Глядя на бесконечные квадратики полей, разрезанные голубыми артериями каналов, не могу удержаться от пафосной иронии.

«И сказал он им: трудитесь, человецы, и да воздастся вам за труды ваши!»

— Кажись, вона едут!

Слышу за спиной ворчливое восклицание Экзарма и не чувствую в нем ни капли радости. Что ж, вполне его понимаю. Сейчас на этой дороге мы встречаем «мою дорогую мамочку», и не все рады этой встрече так, как я. Экзарму, например, радоваться нечему, ведь Барсина с самого первого дня не испытывала к нему теплых чувств и никогда не считала нужным это скрывать.

Смотрю на показавшихся всадников и ползущие за ними многочисленные повозки. Число их все растет и растет, и я почти с умилением вспоминаю те три скрипящие арбы, на которых мы когда-то покидали Вавилон.

«Да уж, — не могу удержаться от сарказма, — растет благосостояние народа!»

Впереди каравана неспешным шагом едет большой отряд охраны, и в его рядах я различаю фигуры моих дядьев. За ними тянется цепочка из более десятка самых разномастных повозок, за которыми топают слуги и рабы. Дальше — небольшое стадо вьючных лошадей, а уж за ними — арьергард из десятка всадников.

Слышу за спиной насмешливый голос своего «единокровного братца»:

— По всей видимости, госпожа Барсина забрала с собой все свое имение! — Развеселившись от собственной шутки, Фарнабаз довольно крякнул, и его тут же поддержал Экзарм.

— И половину Пергама в придачу!

Поворачиваюсь к ним и награждаю обоих красноречиво говорящим молчанием, мол, угомонитесь оба и не вздумайте брякнуть что-нибудь подобное при Барсине!

Фарнабаз и Экзарм тут же замолкают, а я прохожусь взглядом по лицам остальных членов почетной делегации. Это Эвмен, Эней, Патрокл и полусотня охраны из илы Клита во главе со своим илархом. Все серьезны и излучают торжественность с умеренной долей показной радости!

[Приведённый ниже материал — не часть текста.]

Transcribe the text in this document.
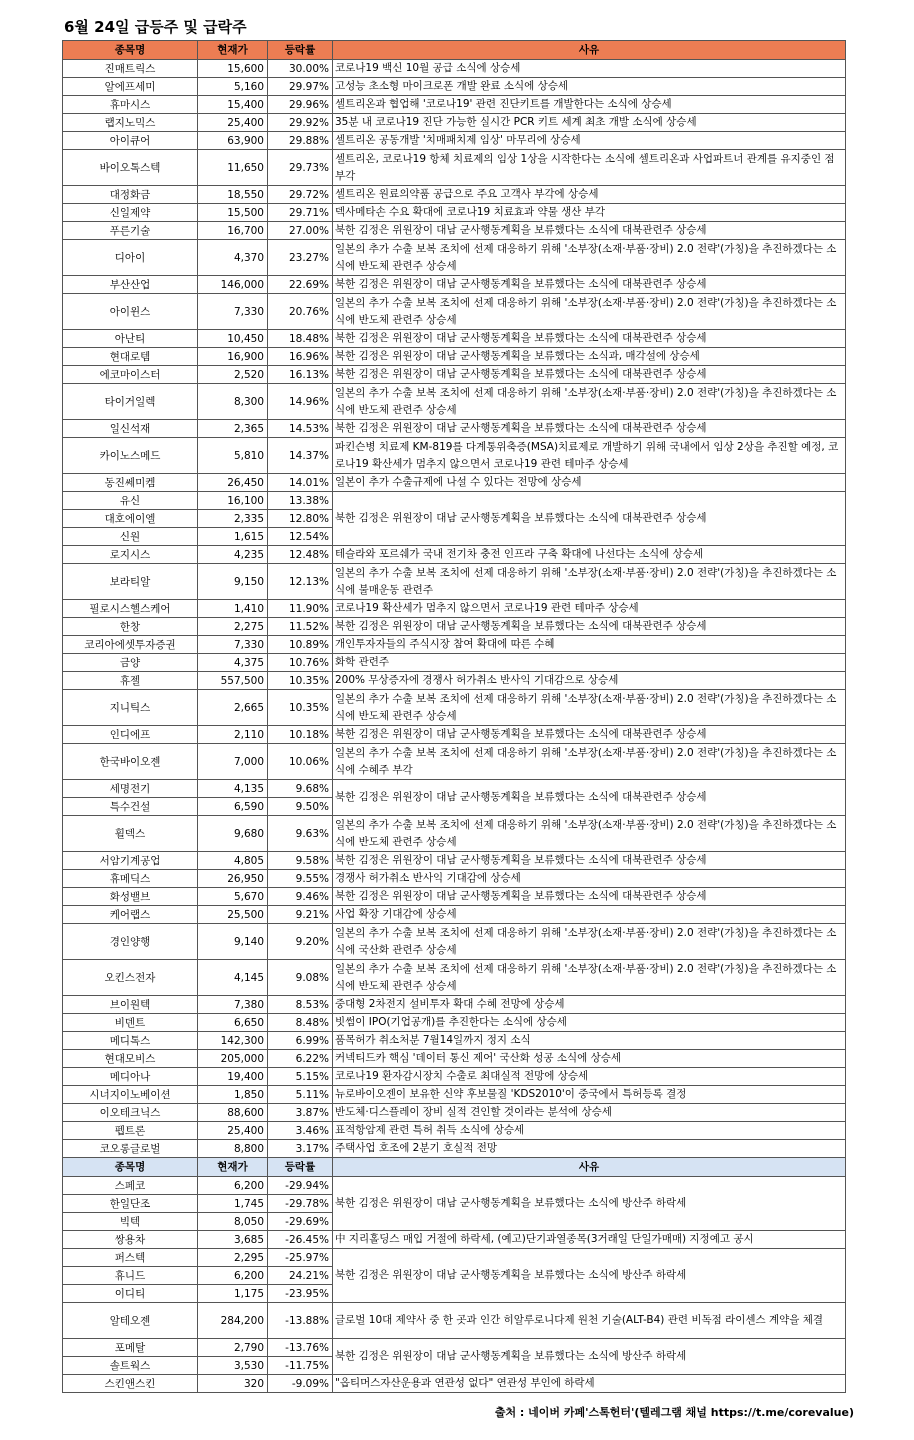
6월 24일 급등주 및 급락주
종목명	현재가	등락률	사유
진매트릭스	15,600	30.00%	코로나19 백신 10월 공급 소식에 상승세
알에프세미	5,160	29.97%	고성능 초소형 마이크로폰 개발 완료 소식에 상승세
휴마시스	15,400	29.96%	셀트리온과 협업해 '코로나19' 관련 진단키트를 개발한다는 소식에 상승세
랩지노믹스	25,400	29.92%	35분 내 코로나19 진단 가능한 실시간 PCR 키트 세계 최초 개발 소식에 상승세
아이큐어	63,900	29.88%	셀트리온 공동개발 '치매패치제 임상' 마무리에 상승세
바이오톡스텍	11,650	29.73%	셀트리온, 코로나19 항체 치료제의 임상 1상을 시작한다는 소식에 셀트리온과 사업파트너 관계를 유지중인 점 부각
대정화금	18,550	29.72%	셀트리온 원료의약품 공급으로 주요 고객사 부각에 상승세
신일제약	15,500	29.71%	덱사메타손 수요 확대에 코로나19 치료효과 약물 생산 부각
푸른기술	16,700	27.00%	북한 김정은 위원장이 대남 군사행동계획을 보류했다는 소식에 대북관련주 상승세
디아이	4,370	23.27%	일본의 추가 수출 보복 조치에 선제 대응하기 위해 '소부장(소재·부품·장비) 2.0 전략'(가칭)을 추진하겠다는 소식에 반도체 관련주 상승세
부산산업	146,000	22.69%	북한 김정은 위원장이 대남 군사행동계획을 보류했다는 소식에 대북관련주 상승세
아이윈스	7,330	20.76%	일본의 추가 수출 보복 조치에 선제 대응하기 위해 '소부장(소재·부품·장비) 2.0 전략'(가칭)을 추진하겠다는 소식에 반도체 관련주 상승세
아난티	10,450	18.48%	북한 김정은 위원장이 대남 군사행동계획을 보류했다는 소식에 대북관련주 상승세
현대로템	16,900	16.96%	북한 김정은 위원장이 대남 군사행동계획을 보류했다는 소식과, 매각설에 상승세
에코마이스터	2,520	16.13%	북한 김정은 위원장이 대남 군사행동계획을 보류했다는 소식에 대북관련주 상승세
타이거일렉	8,300	14.96%	일본의 추가 수출 보복 조치에 선제 대응하기 위해 '소부장(소재·부품·장비) 2.0 전략'(가칭)을 추진하겠다는 소식에 반도체 관련주 상승세
일신석재	2,365	14.53%	북한 김정은 위원장이 대남 군사행동계획을 보류했다는 소식에 대북관련주 상승세
카이노스메드	5,810	14.37%	파킨슨병 치료제 KM-819를 다계통위축증(MSA)치료제로 개발하기 위해 국내에서 임상 2상을 추진할 예정, 코로나19 확산세가 멈추지 않으면서 코로나19 관련 테마주 상승세
동진쎄미켐	26,450	14.01%	일본이 추가 수출규제에 나설 수 있다는 전망에 상승세
유신	16,100	13.38%	북한 김정은 위원장이 대남 군사행동계획을 보류했다는 소식에 대북관련주 상승세
대호에이엘	2,335	12.80%	
신원	1,615	12.54%	
로지시스	4,235	12.48%	테슬라와 포르쉐가 국내 전기차 충전 인프라 구축 확대에 나선다는 소식에 상승세
보라티알	9,150	12.13%	일본의 추가 수출 보복 조치에 선제 대응하기 위해 '소부장(소재·부품·장비) 2.0 전략'(가칭)을 추진하겠다는 소식에 불매운동 관련주
필로시스헬스케어	1,410	11.90%	코로나19 확산세가 멈추지 않으면서 코로나19 관련 테마주 상승세
한창	2,275	11.52%	북한 김정은 위원장이 대남 군사행동계획을 보류했다는 소식에 대북관련주 상승세
코리아에셋투자증권	7,330	10.89%	개인투자자들의 주식시장 참여 확대에 따른 수혜
금양	4,375	10.76%	화학 관련주
휴젤	557,500	10.35%	200% 무상증자에 경쟁사 허가취소 반사익 기대감으로 상승세
지니틱스	2,665	10.35%	일본의 추가 수출 보복 조치에 선제 대응하기 위해 '소부장(소재·부품·장비) 2.0 전략'(가칭)을 추진하겠다는 소식에 반도체 관련주 상승세
인디에프	2,110	10.18%	북한 김정은 위원장이 대남 군사행동계획을 보류했다는 소식에 대북관련주 상승세
한국바이오젠	7,000	10.06%	일본의 추가 수출 보복 조치에 선제 대응하기 위해 '소부장(소재·부품·장비) 2.0 전략'(가칭)을 추진하겠다는 소식에 수혜주 부각
세명전기	4,135	9.68%	북한 김정은 위원장이 대남 군사행동계획을 보류했다는 소식에 대북관련주 상승세
특수건설	6,590	9.50%	
휠덱스	9,680	9.63%	일본의 추가 수출 보복 조치에 선제 대응하기 위해 '소부장(소재·부품·장비) 2.0 전략'(가칭)을 추진하겠다는 소식에 반도체 관련주 상승세
서암기계공업	4,805	9.58%	북한 김정은 위원장이 대남 군사행동계획을 보류했다는 소식에 대북관련주 상승세
휴메딕스	26,950	9.55%	경쟁사 허가취소 반사익 기대감에 상승세
화성밸브	5,670	9.46%	북한 김정은 위원장이 대남 군사행동계획을 보류했다는 소식에 대북관련주 상승세
케어랩스	25,500	9.21%	사업 확장 기대감에 상승세
경인양행	9,140	9.20%	일본의 추가 수출 보복 조치에 선제 대응하기 위해 '소부장(소재·부품·장비) 2.0 전략'(가칭)을 추진하겠다는 소식에 국산화 관련주 상승세
오킨스전자	4,145	9.08%	일본의 추가 수출 보복 조치에 선제 대응하기 위해 '소부장(소재·부품·장비) 2.0 전략'(가칭)을 추진하겠다는 소식에 반도체 관련주 상승세
브이원텍	7,380	8.53%	중대형 2차전지 설비투자 확대 수혜 전망에 상승세
비덴트	6,650	8.48%	빗썸이 IPO(기업공개)를 추진한다는 소식에 상승세
메디톡스	142,300	6.99%	품목허가 취소처분 7월14일까지 정지 소식
현대모비스	205,000	6.22%	커넥티드카 핵심 '데이터 통신 제어' 국산화 성공 소식에 상승세
메디아나	19,400	5.15%	코로나19 환자감시장치 수출로 최대실적 전망에 상승세
시너지이노베이션	1,850	5.11%	뉴로바이오젠이 보유한 신약 후보물질 'KDS2010'이 중국에서 특허등록 결정
이오테크닉스	88,600	3.87%	반도체·디스플레이 장비 실적 견인할 것이라는 분석에 상승세
펩트론	25,400	3.46%	표적항암제 관련 특허 취득 소식에 상승세
코오롱글로벌	8,800	3.17%	주택사업 호조에 2분기 호실적 전망
종목명	현재가	등락률	사유
스페코	6,200	-29.94%	북한 김정은 위원장이 대남 군사행동계획을 보류했다는 소식에 방산주 하락세
한일단조	1,745	-29.78%	
빅텍	8,050	-29.69%	
쌍용차	3,685	-26.45%	中 지리홀딩스 매입 거절에 하락세, (예고)단기과열종목(3거래일 단일가매매) 지정예고 공시
퍼스텍	2,295	-25.97%	북한 김정은 위원장이 대남 군사행동계획을 보류했다는 소식에 방산주 하락세
휴니드	6,200	24.21%	
이디티	1,175	-23.95%	
알테오젠	284,200	-13.88%	글로벌 10대 제약사 중 한 곳과 인간 히알루로니다제 원천 기술(ALT-B4) 관련 비독점 라이센스 계약을 체결
포메탈	2,790	-13.76%	북한 김정은 위원장이 대남 군사행동계획을 보류했다는 소식에 방산주 하락세
솔트웍스	3,530	-11.75%	
스킨앤스킨	320	-9.09%	"옵티머스자산운용과 연관성 없다" 연관성 부인에 하락세
출처 : 네이버 카페'스톡헌터'(텔레그램 채널 https://t.me/corevalue)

«Сойдет!» — удовлетворенно бормочу про себя и трогаю коня навстречу подъезжающему каравану.

Кто-то может спросить, зачем я вообще вытащил сюда Барсину? Сидела бы себе в Пергаме — всем было бы спокойней! Всем, кроме меня! Еще покидая Пергам, я понимал, что в любом случае — как успеха, так и поражения — Барсину в покое не оставят. Насчёт порядочности своих нынешних противников я иллюзий не питал. Ради того чтобы досадить мне, они пойдут на любую подлость, и захват Барсины будет меньшим из того, на что они способны. Поэтому у нас с «мамочкой» был уговор: как только я покину Пергам, она тоже начнет собираться и тронется в путь так быстро, как только сможет. Торопиться Барсина не умела в принципе, и сборы продлились почти месяц; еще семь понадобилось ей, чтобы добраться до Суз.

И вот я встречаю всю свою родню живой и здоровой! Всю, включая даже Шираза. Этот родственничек держался за место архонта сколько мог, но после сражения при Габиене это стало практически невозможно. Антигон с остатками войска бежал на запад, а его гонцы неслись по всем городам Малой Азии, требуя от наместников срочного набора нового войска и искоренения измены. Конечно же, в первую очередь земля загорелась под ногами моих дядьев. Родной город им пришлось покидать в спешке и налегке, поэтому они смогли нагнать свою сестру еще на полпути в Сузы. Их, в отличие от Барсины, я не звал, но родня все же; придется принять. К тому же, как ни крути, людей, коим я могу доверять, у меня не так много. Шираз, конечно, тот еще фрукт! Веры ему особой нет, но одно бесспорно: он кровно заинтересован в моей победе, а это уже стимул!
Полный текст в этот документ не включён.